Domus Chairs design Ilmari Tapiovaara 1946 – Artek

Domus Chairs – Artek

Domus Chair & Domus Lounge Chair
Design Ilmari Tapiovaara, 1946

“A chair is not just a seat – it is the key to the whole interior.”
Ilmari Tapiovaara (1914–1999)

Celebrating its 70th anniversary in 2016, the award-winning Domus Chair was designed in 1946 by Finnish designer and interior architect Ilmari Tapiovaara for the student housing complex Domus Academica in Helsinki. Of the many items Tapiovaara and his wife Annikki designed for the new project, the multi-purpose Domus Chair was the central piece. The chair became a great international success and the guiding light for all of Tapiovaara’s subsequent work. Today Domus is still found in public spaces such as restaurants, schools and auditoriums, but is also popular in home environments.

Primarily intended as a reading chair in students’ rooms, the Domus Chair needed to be comfortable and support good posture for many hours of studying.
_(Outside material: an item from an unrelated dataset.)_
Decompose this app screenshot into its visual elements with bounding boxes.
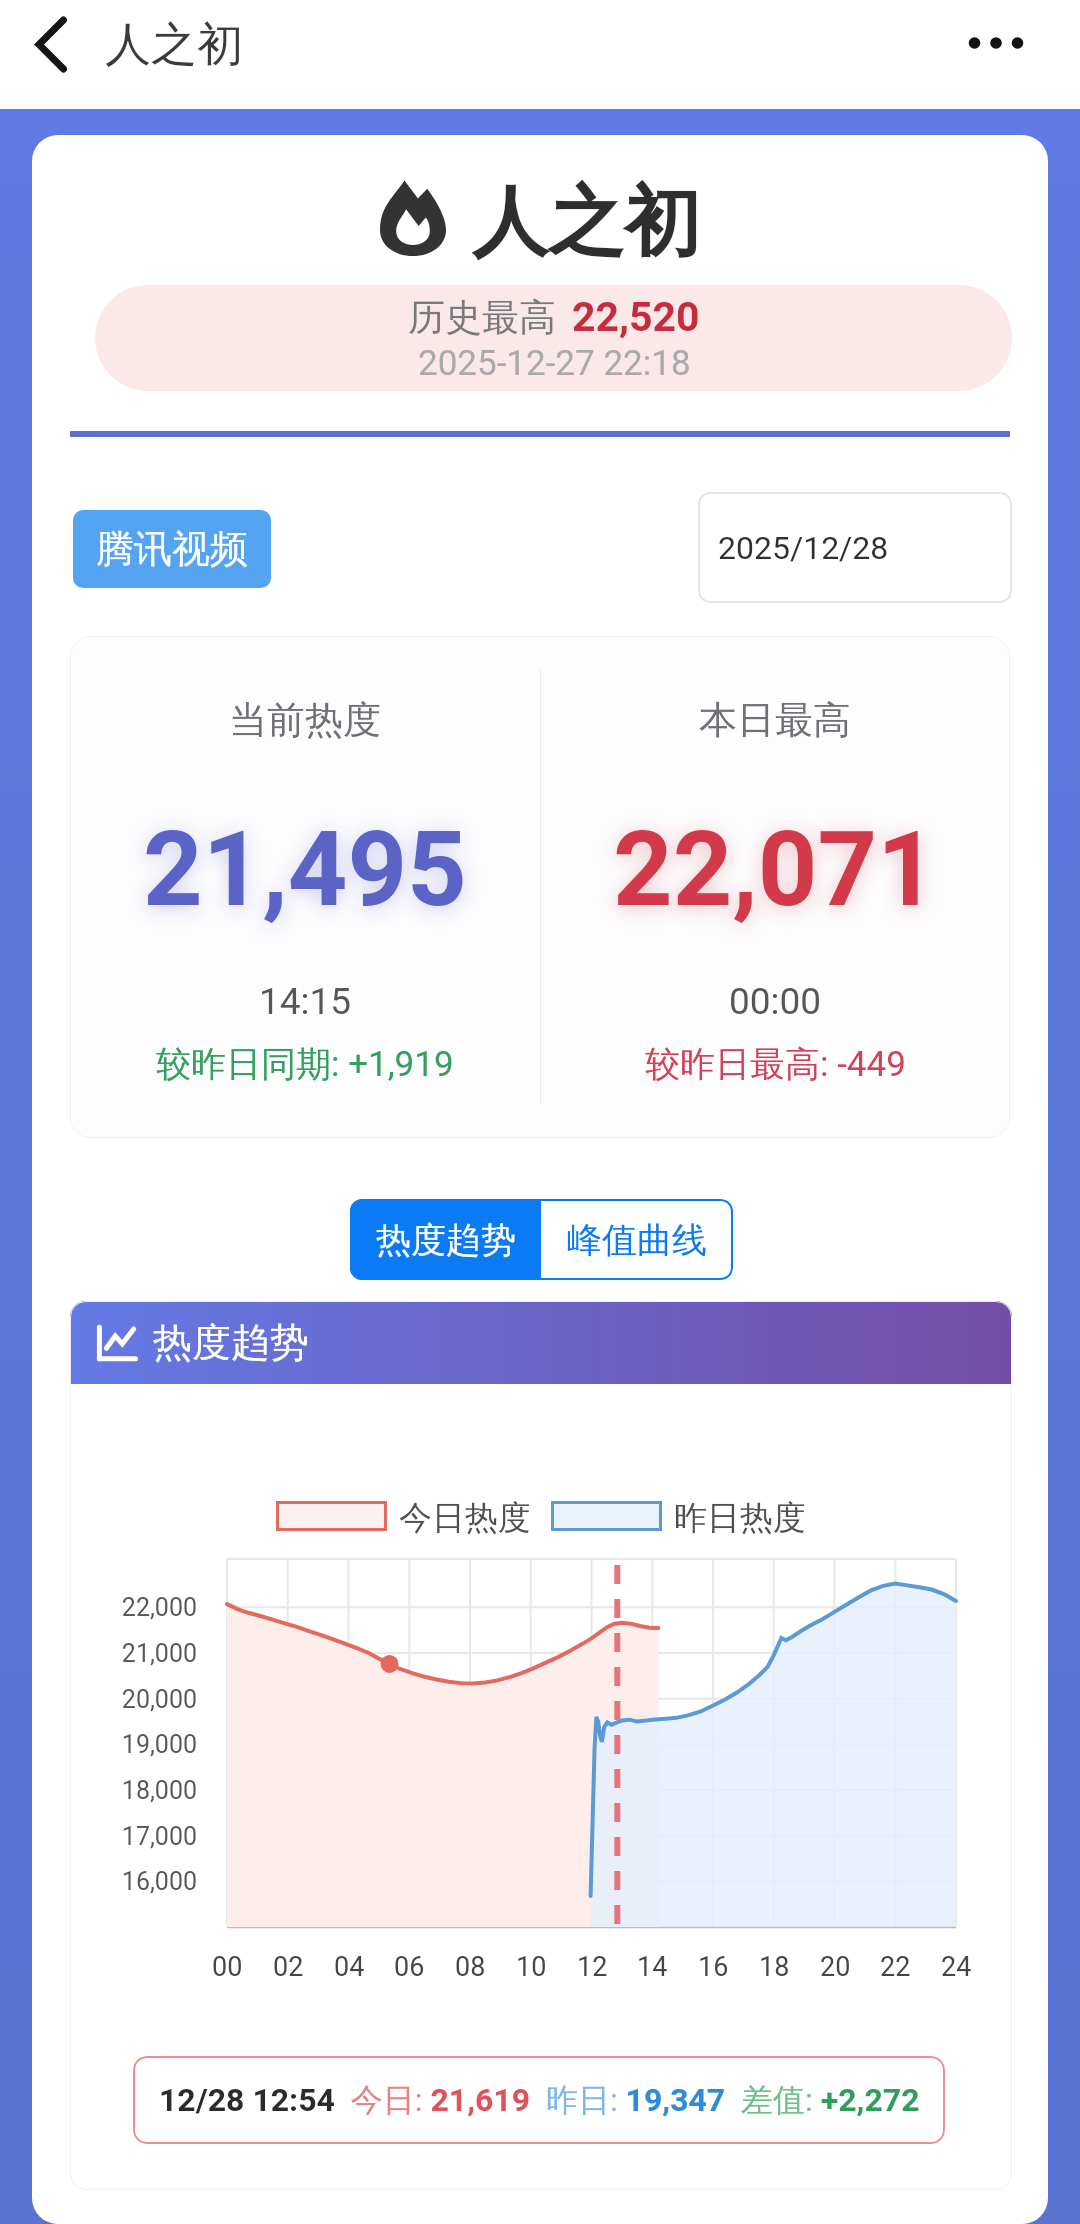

At the same time, it was meant for general use in the auditoriums, the canteen and the negotiation rooms of Domus Academica. Due to the material availability in post-war Finland, Tapiovaara worked with a combination of solid wood and form-pressed plywood. Alvar Aalto had already moulded plywood sheets twodimensionally in the early 1930s, but with the Domus Chair’s three-dimensionally curved seats, Tapiovaara created a chair that conformed to the body in a new and highly comfortable way. The characteristic short armrests of the Domus Chair offer a surprising degree of support, while simultaneously allowing the chair to be pulled close to a table. The chair was initially delivered from the factory in pieces for the retailer or the end customer to assemble. This explains the visible screws in Tapiovaara’s original design.
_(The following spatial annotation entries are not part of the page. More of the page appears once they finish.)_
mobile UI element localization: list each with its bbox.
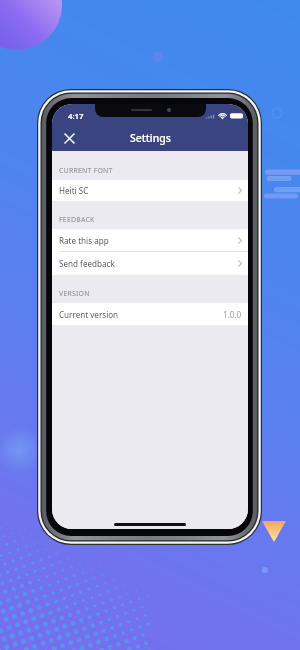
- staticText: Rate this app: [59, 235, 109, 246]
- staticText: 1.0.0: [223, 309, 242, 320]
- staticText: Send feedback: [59, 258, 115, 269]
- button[interactable]: Heiti SC: [52, 180, 248, 201]
- staticText: Current version: [59, 309, 119, 320]
- button[interactable]: Send feedback: [52, 252, 248, 275]
- staticText: Heiti SC: [59, 185, 89, 196]
- staticText: 4:17: [68, 111, 84, 122]
- staticText: Settings: [130, 131, 171, 145]
- staticText: CURRENT FONT: [59, 166, 113, 175]
- button[interactable]: Current version: [52, 303, 248, 325]
- staticText: FEEDBACK: [59, 215, 95, 224]
- staticText: VERSION: [59, 289, 90, 298]
- button[interactable]: Rate this app: [52, 229, 248, 251]
- button[interactable]: Close: [56, 125, 82, 151]
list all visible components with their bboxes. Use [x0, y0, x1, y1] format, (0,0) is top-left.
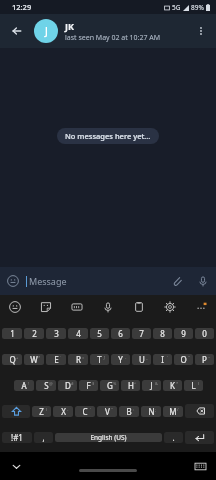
- staticText: 3: [54, 328, 59, 339]
- button[interactable]: ': [153, 354, 172, 365]
- staticText: ^: [134, 381, 137, 386]
- button[interactable]: ': [75, 406, 95, 417]
- staticText: -: [125, 355, 127, 360]
- button[interactable]: 6: [111, 328, 130, 339]
- button[interactable]: /: [163, 406, 183, 417]
- button[interactable]: #: [58, 380, 77, 391]
- button[interactable]: 5: [90, 328, 109, 339]
- staticText: U: [139, 354, 145, 365]
- button[interactable]: Settings: [154, 295, 185, 318]
- button[interactable]: Back: [0, 14, 34, 48]
- button[interactable]: -: [53, 406, 73, 417]
- staticText: ∫: [103, 355, 106, 360]
- button[interactable]: =: [68, 354, 88, 365]
- button[interactable]: ´: [46, 354, 66, 365]
- staticText: 12:29: [12, 2, 32, 12]
- button[interactable]: ,: [34, 432, 53, 443]
- button[interactable]: &: [142, 380, 161, 391]
- button[interactable]: Emoji: [0, 295, 30, 318]
- button[interactable]: Emoji: [0, 268, 26, 294]
- staticText: ": [188, 355, 190, 360]
- staticText: +: [16, 355, 19, 360]
- button[interactable]: *: [163, 380, 182, 391]
- button[interactable]: Clipboard: [123, 295, 154, 318]
- staticText: G: [107, 380, 113, 391]
- staticText: %: [113, 381, 117, 386]
- button[interactable]: ^: [121, 380, 140, 391]
- button[interactable]: Hide keyboard: [6, 456, 26, 476]
- staticText: 8: [160, 328, 165, 339]
- button[interactable]: +: [2, 354, 22, 365]
- button[interactable]: :: [119, 406, 139, 417]
- button[interactable]: !#1: [2, 432, 32, 443]
- button[interactable]: %: [100, 380, 119, 391]
- button[interactable]: *: [24, 354, 44, 365]
- button[interactable]: ): [32, 406, 51, 417]
- button[interactable]: Enter: [185, 431, 214, 444]
- staticText: T: [97, 354, 102, 365]
- button[interactable]: 8: [153, 328, 172, 339]
- staticText: JK: [65, 20, 74, 32]
- button[interactable]: Voice message: [190, 268, 216, 294]
- staticText: -: [67, 407, 69, 412]
- staticText: #: [71, 381, 74, 386]
- button[interactable]: Backspace: [185, 404, 214, 418]
- staticText: Z: [39, 406, 44, 417]
- button[interactable]: (: [184, 380, 203, 391]
- staticText: @: [49, 381, 53, 386]
- button[interactable]: 7: [132, 328, 151, 339]
- staticText: S: [44, 380, 49, 391]
- staticText: No messages here yet…: [65, 131, 151, 141]
- staticText: !: [28, 381, 30, 386]
- button[interactable]: ∫: [90, 354, 109, 365]
- staticText: =: [82, 355, 85, 360]
- button[interactable]: Message: [26, 268, 164, 294]
- staticText: ": [111, 407, 113, 412]
- button[interactable]: 0: [195, 328, 214, 339]
- staticText: ': [90, 407, 91, 412]
- button[interactable]: 4: [68, 328, 88, 339]
- button[interactable]: ~: [195, 354, 214, 365]
- staticText: 5: [97, 328, 102, 339]
- button[interactable]: Shift: [2, 405, 30, 418]
- button[interactable]: ;: [141, 406, 161, 417]
- staticText: 2: [32, 328, 37, 339]
- button[interactable]: 9: [174, 328, 193, 339]
- staticText: 4: [76, 328, 81, 339]
- button[interactable]: @: [36, 380, 56, 391]
- button[interactable]: More: [185, 295, 216, 318]
- staticText: $: [92, 381, 95, 386]
- staticText: !#1: [11, 432, 23, 443]
- staticText: _: [146, 355, 148, 360]
- staticText: 89%: [191, 3, 204, 12]
- staticText: 1: [10, 328, 15, 339]
- button[interactable]: 3: [46, 328, 66, 339]
- button[interactable]: !: [14, 380, 34, 391]
- button[interactable]: Switch keyboard: [190, 456, 210, 476]
- button[interactable]: ": [174, 354, 193, 365]
- button[interactable]: English (US): [55, 433, 162, 442]
- button[interactable]: 2: [24, 328, 44, 339]
- staticText: Message: [29, 275, 67, 287]
- button[interactable]: GIF: [61, 295, 92, 318]
- staticText: P: [202, 354, 207, 365]
- button[interactable]: Attach: [164, 268, 190, 294]
- button[interactable]: Voice input: [92, 295, 123, 318]
- staticText: E: [54, 354, 59, 365]
- button[interactable]: More options: [186, 16, 216, 46]
- button[interactable]: $: [79, 380, 98, 391]
- staticText: English (US): [90, 433, 127, 442]
- button[interactable]: 1: [2, 328, 22, 339]
- button[interactable]: .: [164, 432, 183, 443]
- button[interactable]: -: [111, 354, 130, 365]
- staticText: Y: [118, 354, 123, 365]
- button[interactable]: ": [97, 406, 117, 417]
- staticText: ,: [42, 432, 45, 443]
- staticText: 6: [118, 328, 123, 339]
- staticText: F: [86, 380, 91, 391]
- staticText: C: [82, 406, 88, 417]
- staticText: M: [169, 406, 177, 417]
- button[interactable]: Stickers: [30, 295, 61, 318]
- button[interactable]: _: [132, 354, 151, 365]
- staticText: 7: [139, 328, 144, 339]
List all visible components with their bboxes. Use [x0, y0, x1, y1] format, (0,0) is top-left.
The lightweight, stackable and multi-purpose Domus quickly became a popular choice for new buildings in the growing public sector in Finland. Its international recognition eventually made Domus the first successful post-war design export from Finland. Sold in the UK under the name of “Stax” and in the United States as the “Finnchair”, its popularity led to numerous awards, such as the American Good Design Award in Chicago, which Tapiovaara received in 1950, and the golden medal at Milan Triennale in 1951.
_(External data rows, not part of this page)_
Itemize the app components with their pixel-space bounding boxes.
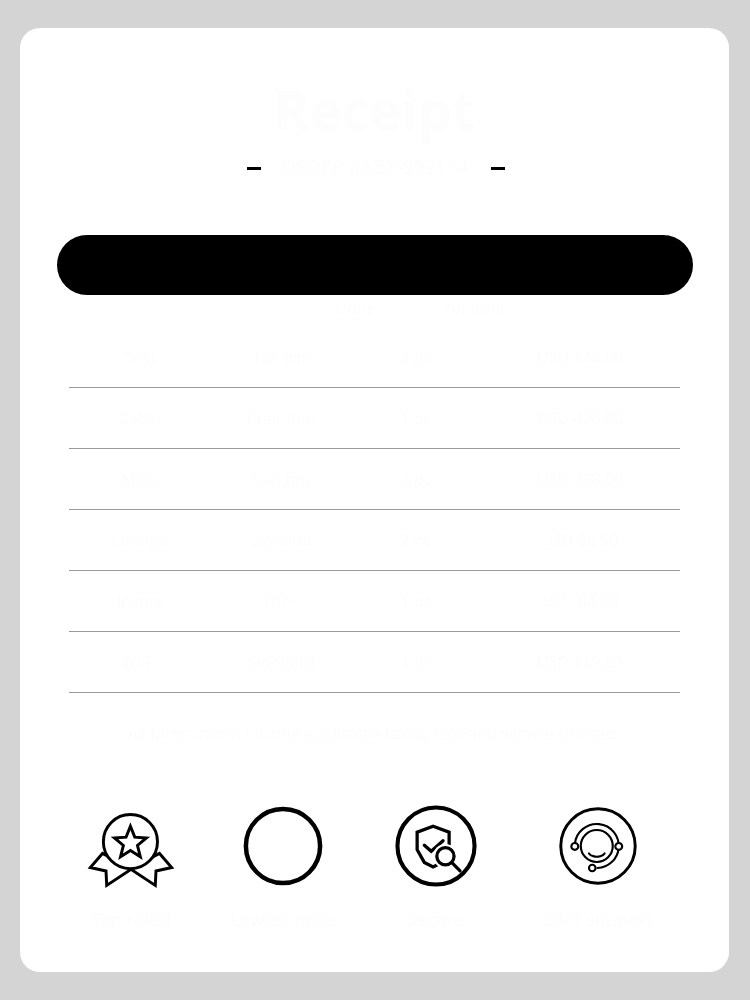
- button[interactable]: Top rated: [73, 805, 189, 932]
- staticText: TOTAL PAID $ 1,248.00: [57, 253, 693, 283]
- button[interactable]: Lowest price: [225, 805, 341, 932]
- button[interactable]: Secure: [378, 805, 494, 932]
- button[interactable]: 24/7 support: [540, 805, 656, 932]
- staticText: ORDER #ABX‑992134: [20, 154, 729, 180]
- button[interactable]: Total paid: [57, 235, 693, 295]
As part of the same family, the Domus Lounge Chair was designed for the public spaces of Domus Academica. The chair’s generous proportions meant that it was technically not possible to produce the seat and back element in one piece. In its current production by Artek, the Domus Lounge Chair is now made out of one moulded plywood element, as was originally intended by Tapiovaara.

The Domus Chair and Lounge Chair, along with other products by Ilmari Tapiovaara, have been part of the Artek collection since 2010. They are available in a variety of woods and finishes, with or without upholstering. At the Stockholm Furniture Fair 2016, Artek introduces Domus in a range of new leather upholstery colours.